Child seat brouhaha demonstrates need for national transport service
The Government’s decision to amend the Road Traffic Act in light of citizen backlash over the requirement for child restraint systems in public passenger vehicles demonstrates the need, as we have been advocating, for a national transport service.
We share the prime minister’s view that further discussion around safety in public transportation is necessary. However, we are still puzzled by the fact that legislators in both Houses of Parliament, over so many years, failed to highlight the impracticality of the provision for child seats in taxis and other public passenger vehicles.
That said, we hold firm to the view that successive governments have yielded public transport to a bunch of irresponsible people who have no regard for the law and really show no respect to commuters. In fact, they do not value the lives of the very people on whom they depend to make a living.
We reiterate that this wild west operation is an indication of the State’s lack of capacity to organise, maintain, and grow a structured public transportation system in keeping with population, commercial and residential expansion across the country.
A national public transport service, we acknowledge, will come at a cost to the country, but the benefits are many, among them the convenience of moving the workforce. It also helps to promote productivity; generate business; increase commerce, including small businesses; facilitates both business and leisure travel; and reduces traffic congestion, which leads to air pollution.

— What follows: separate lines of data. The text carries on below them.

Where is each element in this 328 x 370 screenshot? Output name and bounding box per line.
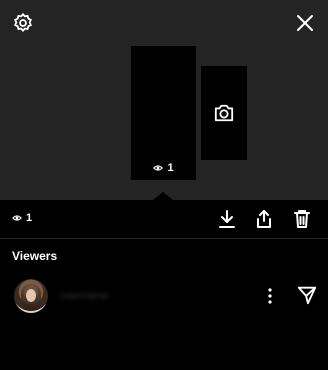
gear-icon bbox=[14, 12, 32, 32]
eye-icon bbox=[12, 215, 22, 221]
eye-icon bbox=[153, 165, 164, 171]
selected-story-pointer bbox=[153, 192, 173, 200]
views-count[interactable]: 1 bbox=[12, 212, 32, 224]
share-button[interactable] bbox=[253, 208, 275, 230]
share-icon bbox=[257, 210, 271, 228]
story-thumbnail-view-count: 1 bbox=[131, 162, 196, 174]
avatar[interactable] bbox=[14, 279, 48, 313]
settings-button[interactable] bbox=[10, 10, 36, 36]
story-preview-area: 1 bbox=[0, 0, 328, 200]
story-action-bar: 1 bbox=[0, 200, 328, 239]
send-icon bbox=[297, 286, 317, 305]
delete-button[interactable] bbox=[291, 208, 313, 230]
download-button[interactable] bbox=[216, 208, 238, 230]
camera-icon bbox=[214, 104, 234, 122]
download-icon bbox=[219, 210, 235, 228]
story-thumbnail[interactable]: 1 bbox=[131, 46, 196, 180]
more-options-button[interactable] bbox=[262, 286, 278, 306]
viewer-list-item[interactable]: username bbox=[0, 276, 328, 316]
views-count-label: 1 bbox=[26, 212, 33, 224]
avatar-face bbox=[26, 289, 36, 302]
close-icon bbox=[297, 15, 313, 31]
more-vertical-icon bbox=[268, 288, 272, 304]
add-story-button[interactable] bbox=[201, 66, 247, 160]
send-message-button[interactable] bbox=[296, 284, 320, 308]
close-button[interactable] bbox=[292, 10, 318, 36]
viewer-username[interactable]: username bbox=[60, 290, 109, 302]
viewers-heading: Viewers bbox=[12, 249, 58, 263]
trash-icon bbox=[294, 210, 310, 228]
thumb-view-count-label: 1 bbox=[167, 162, 174, 174]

We have also seen research indicating that walking from home to nearby transit stops and back helps to increase physical activity, thus having a positive impact on people’s health and well-being.
There are many other benefits, but those we have outlined here should give legislators cause for serious consideration. The key, though, is that any national public transport system must be properly developed, maintained, and held to exacting performance standards — particularly schedules, which are vital to productivity.
We envisage a single entity being responsible for managing this system, as that, we hold, will allow for a seamless operation that would integrate service schedules, smart ticketing that provides passengers with the convenience of making one payment on commutes that include multiple transit modes, and the availability of a single app from which commuters can access information and purchase the service.
This, we acknowledge, will require a lot of technical work but, as we have stated before, the expertise to develop a reliable system exists in other jurisdictions with which Jamaica enjoys excellent relations. We shouldn’t be bashful about seeking assistance.
It will also require patience, because what is sorely needed here cannot be achieved overnight. The Government has an opportunity now to ensure that it avoids making the same mistakes that have all but ruined the Jamaica Urban Transit Company.
Jamaicans deserve much better than the current ramshackle operation that passes for a service.